A recession will likely accelerate two other trends: business consolidation and the growth of e-commerce. The growth of government regulations and the pressure of global competition has led to a situation in which every major industry is dominated by only a few companies. Credit Suisse estimates that by 2025 over one-fourth of all the malls in the US will be closed. E-commerce will make up to at least half of the retail economy by the end of the decade. Recession, business consolidation and e-commerce together spell big trouble for small businesses. After the Great Recession, job growth was dominated by intermediate and large companies for the first time; generally smaller businesses have been the driver of recovery. And small businesses are the lifeblood of the downtowns of many small and intermediate size communities. They’re the ones who sponsor youth sports teams; notices about community events are posted in their windows; they are often the anchors for the community’s sense of place.
Small businesses are also the entry point for most young people into the workforce. Spain, Greece and our own experience in the Great Recession point to disproportionate youth unemployment (This is also an unintended consequence of raising the minimum wage). Some of these youth will become isolated from their communities; with the potential for increased crime and drug use.
In fact, youth unemployment, in fact all employment will continue its inexorable change. As my friend Andy Felts is fond of tweaking me about, AI (and, more broadly, automation) will continue to erode the need for low-skilled workers. Past revolutions/evolutions in the nature of work have generally led to the need for roughly the same workforce in terms of numbers, but very different skill sets. Less farmland needed for food production and consolidation have led to fewer farms and farmers. We frankly don’t know what the advent of self-driving trucks and cars may mean for employment of cab and truck drivers, for example.

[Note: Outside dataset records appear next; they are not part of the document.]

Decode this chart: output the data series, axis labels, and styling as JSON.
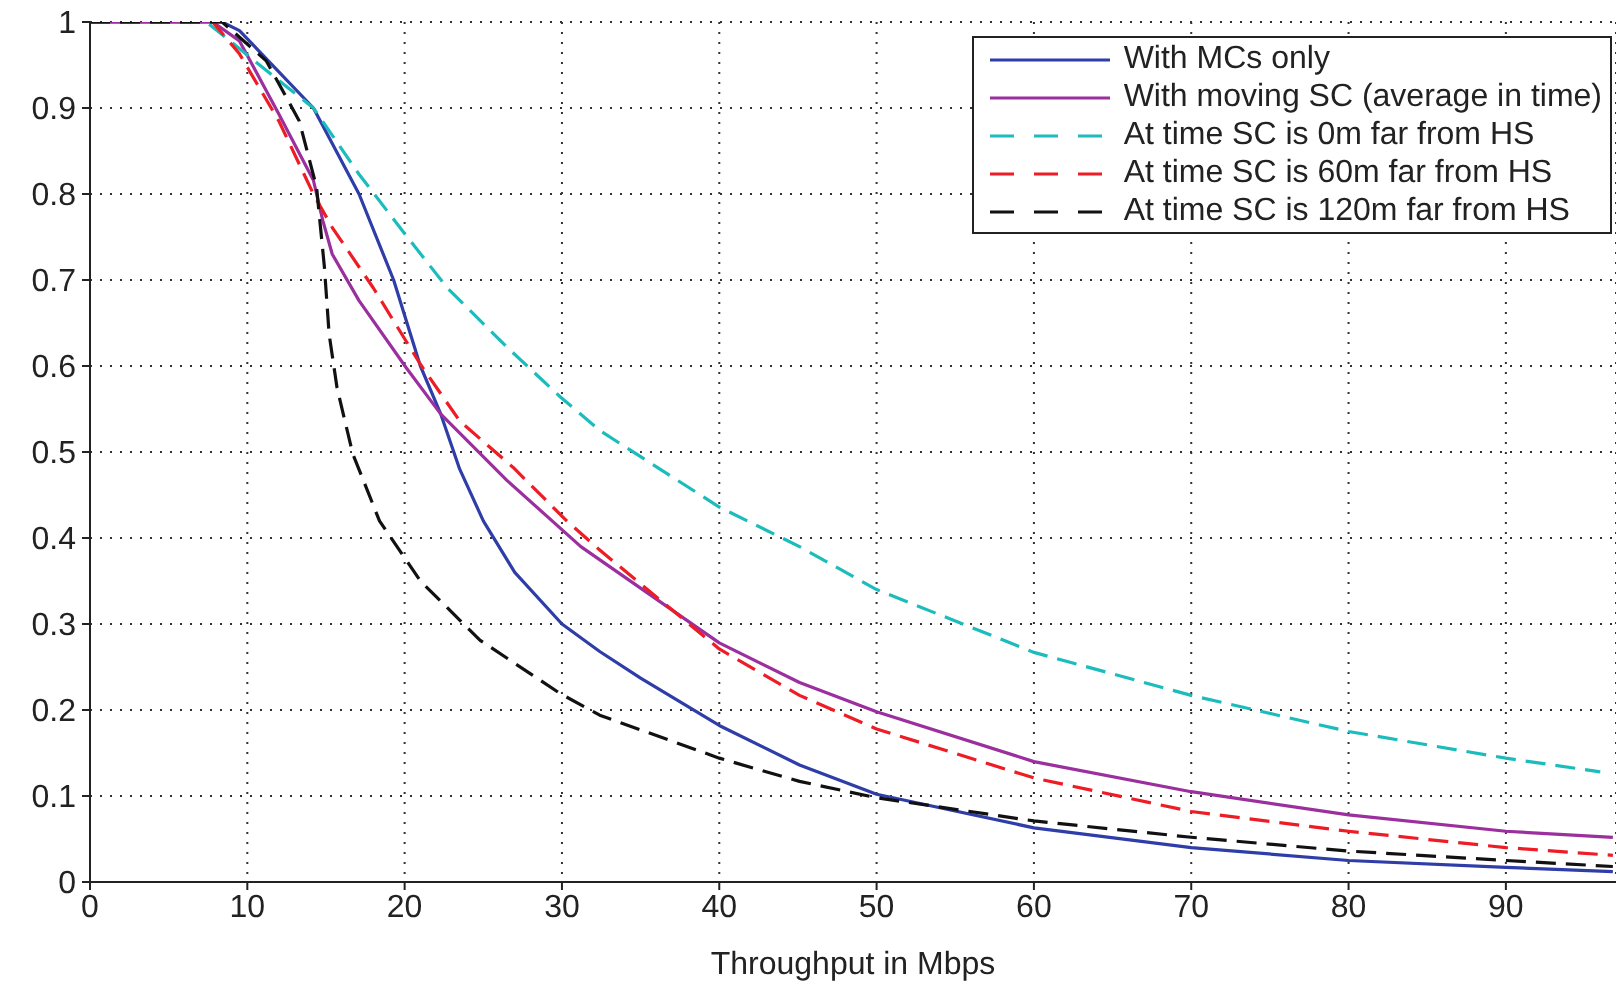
{
  "chart_data": {
    "type": "line",
    "xlabel": "Throughput in Mbps",
    "xlim": [
      0,
      97
    ],
    "xticks": [
      0,
      10,
      20,
      30,
      40,
      50,
      60,
      70,
      80,
      90
    ],
    "ylim": [
      0,
      1
    ],
    "yticks": [
      0,
      0.1,
      0.2,
      0.3,
      0.4,
      0.5,
      0.6,
      0.7,
      0.8,
      0.9,
      1
    ],
    "grid": true,
    "legend": "top right",
    "marker": "none",
    "series": [
      {
        "name": "With MCs only",
        "color": "#2e3da8",
        "line_style": "solid",
        "x": [
          0,
          8.4,
          9.5,
          14.2,
          17.1,
          19.3,
          21,
          22.3,
          23.5,
          25,
          27,
          30,
          32.4,
          35,
          40,
          45.1,
          50,
          60,
          70,
          80,
          90,
          96.8
        ],
        "values": [
          1,
          1,
          0.99,
          0.9,
          0.8,
          0.7,
          0.6,
          0.544,
          0.48,
          0.42,
          0.36,
          0.3,
          0.268,
          0.237,
          0.182,
          0.136,
          0.102,
          0.063,
          0.04,
          0.025,
          0.017,
          0.012
        ]
      },
      {
        "name": "With moving SC (average in time)",
        "color": "#9b2f9e",
        "line_style": "solid",
        "x": [
          0,
          7.8,
          9.5,
          12,
          14.2,
          14.8,
          15.4,
          17.1,
          20.1,
          22.3,
          26.5,
          31.2,
          40,
          45.1,
          50,
          60,
          70,
          80,
          90,
          96.8
        ],
        "values": [
          1,
          1,
          0.978,
          0.893,
          0.816,
          0.769,
          0.73,
          0.676,
          0.598,
          0.544,
          0.467,
          0.39,
          0.278,
          0.232,
          0.198,
          0.14,
          0.105,
          0.078,
          0.059,
          0.052
        ]
      },
      {
        "name": "At time SC is 0m far from HS",
        "color": "#1cbcbc",
        "line_style": "dashed",
        "x": [
          0,
          7.4,
          12,
          14.2,
          17.1,
          19.7,
          22.7,
          26.5,
          29.9,
          32.4,
          40,
          45.1,
          50,
          60,
          70,
          80,
          90,
          96
        ],
        "values": [
          1,
          1,
          0.932,
          0.9,
          0.823,
          0.761,
          0.691,
          0.622,
          0.564,
          0.525,
          0.436,
          0.39,
          0.34,
          0.267,
          0.217,
          0.175,
          0.144,
          0.128
        ]
      },
      {
        "name": "At time SC is 60m far from HS",
        "color": "#ee1c25",
        "line_style": "dashed",
        "x": [
          0,
          7.8,
          9.5,
          12,
          14.2,
          15.4,
          18,
          21,
          23.5,
          26.9,
          30.3,
          32.4,
          40,
          45.1,
          50,
          60,
          70,
          80,
          90,
          96.8
        ],
        "values": [
          1,
          1,
          0.963,
          0.885,
          0.8,
          0.761,
          0.691,
          0.602,
          0.536,
          0.482,
          0.42,
          0.386,
          0.271,
          0.217,
          0.178,
          0.121,
          0.082,
          0.059,
          0.04,
          0.031
        ]
      },
      {
        "name": "At time SC is 120m far from HS",
        "color": "#111111",
        "line_style": "dashed",
        "x": [
          0,
          8.4,
          11.2,
          13.3,
          14.4,
          14.9,
          15.2,
          15.7,
          16.7,
          18.4,
          21,
          24.8,
          29.9,
          32.4,
          40,
          45.1,
          50,
          60,
          70,
          80,
          90,
          96.8
        ],
        "values": [
          1,
          1,
          0.955,
          0.885,
          0.808,
          0.715,
          0.637,
          0.575,
          0.498,
          0.42,
          0.35,
          0.281,
          0.219,
          0.194,
          0.144,
          0.117,
          0.098,
          0.071,
          0.052,
          0.036,
          0.025,
          0.018
        ]
      }
    ]
  }
}
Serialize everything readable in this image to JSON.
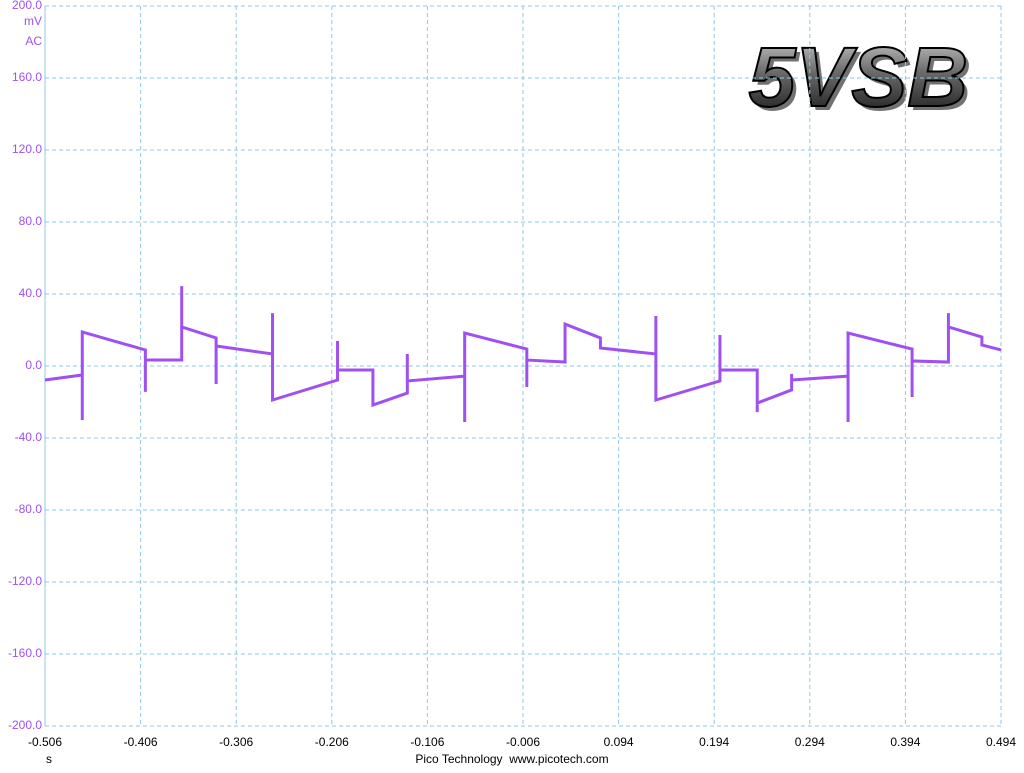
{
  "chart_data": {
    "type": "line",
    "title": "5VSB",
    "y_unit": "mV",
    "coupling": "AC",
    "x_unit": "s",
    "footer": "Pico Technology  www.picotech.com",
    "color": "#a050f0",
    "grid": true,
    "xlim": [
      -0.506,
      0.494
    ],
    "xticks": [
      -0.506,
      -0.406,
      -0.306,
      -0.206,
      -0.106,
      -0.006,
      0.094,
      0.194,
      0.294,
      0.394,
      0.494
    ],
    "ylim": [
      -200,
      200
    ],
    "yticks": [
      {
        "value": 200,
        "label": "200.0"
      },
      {
        "value": 160,
        "label": "160.0"
      },
      {
        "value": 120,
        "label": "120.0"
      },
      {
        "value": 80,
        "label": "80.0"
      },
      {
        "value": 40,
        "label": "40.0"
      },
      {
        "value": 0,
        "label": "0.0"
      },
      {
        "value": -40,
        "label": "-40.0"
      },
      {
        "value": -80,
        "label": "-80.0"
      },
      {
        "value": -120,
        "label": "-120.0"
      },
      {
        "value": -160,
        "label": "-160.0"
      },
      {
        "value": -200,
        "label": "-200.0"
      }
    ],
    "x": [
      -0.506,
      -0.467,
      -0.467,
      -0.467,
      -0.401,
      -0.401,
      -0.401,
      -0.401,
      -0.363,
      -0.363,
      -0.363,
      -0.327,
      -0.327,
      -0.327,
      -0.327,
      -0.268,
      -0.268,
      -0.268,
      -0.2,
      -0.2,
      -0.2,
      -0.163,
      -0.163,
      -0.127,
      -0.127,
      -0.127,
      -0.067,
      -0.067,
      -0.067,
      -0.002,
      -0.002,
      -0.002,
      -0.002,
      0.038,
      0.038,
      0.075,
      0.075,
      0.133,
      0.133,
      0.133,
      0.2,
      0.2,
      0.2,
      0.239,
      0.239,
      0.239,
      0.275,
      0.275,
      0.275,
      0.334,
      0.334,
      0.334,
      0.401,
      0.401,
      0.401,
      0.401,
      0.439,
      0.439,
      0.439,
      0.474,
      0.474,
      0.494
    ],
    "values": [
      -7.8,
      -5,
      -30,
      18.9,
      8.9,
      3.3,
      -14.4,
      3.3,
      3.3,
      44.4,
      21.7,
      15.6,
      11.1,
      -10,
      11.1,
      6.7,
      29.4,
      -18.9,
      -7.8,
      13.9,
      -2.2,
      -2.2,
      -21.7,
      -15,
      6.7,
      -8.3,
      -5.6,
      -31.1,
      18.3,
      9.4,
      3.3,
      -11.7,
      3.3,
      2.2,
      23.3,
      15.6,
      10,
      6.7,
      27.8,
      -18.9,
      -8.3,
      17.2,
      -2.2,
      -2.2,
      -25.6,
      -20.6,
      -13.3,
      -4.4,
      -7.8,
      -5.6,
      -31.1,
      18.3,
      9.4,
      2.8,
      -17.2,
      2.8,
      2.2,
      29.4,
      21.7,
      16.1,
      11.7,
      8.9
    ]
  }
}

And perhaps the least recognized trend – the compression of time: the accelerating pace of change. Our communities are being assailed by demographic and social change, changes to their economic and environmental landscapes, and most of all changing expectations by their members. These are coming at communities faster and faster. As pattern seekers, our community leaders generally expect to have as much time to respond to these changes as they had “the last time,” but that expectation is no longer valid. To adapt to these changes requires both time and a willingness to take action. This places a premium on a community’s ability to foresee change and think strategically. I’ve written about this before, but I’ll explore this further in a later post.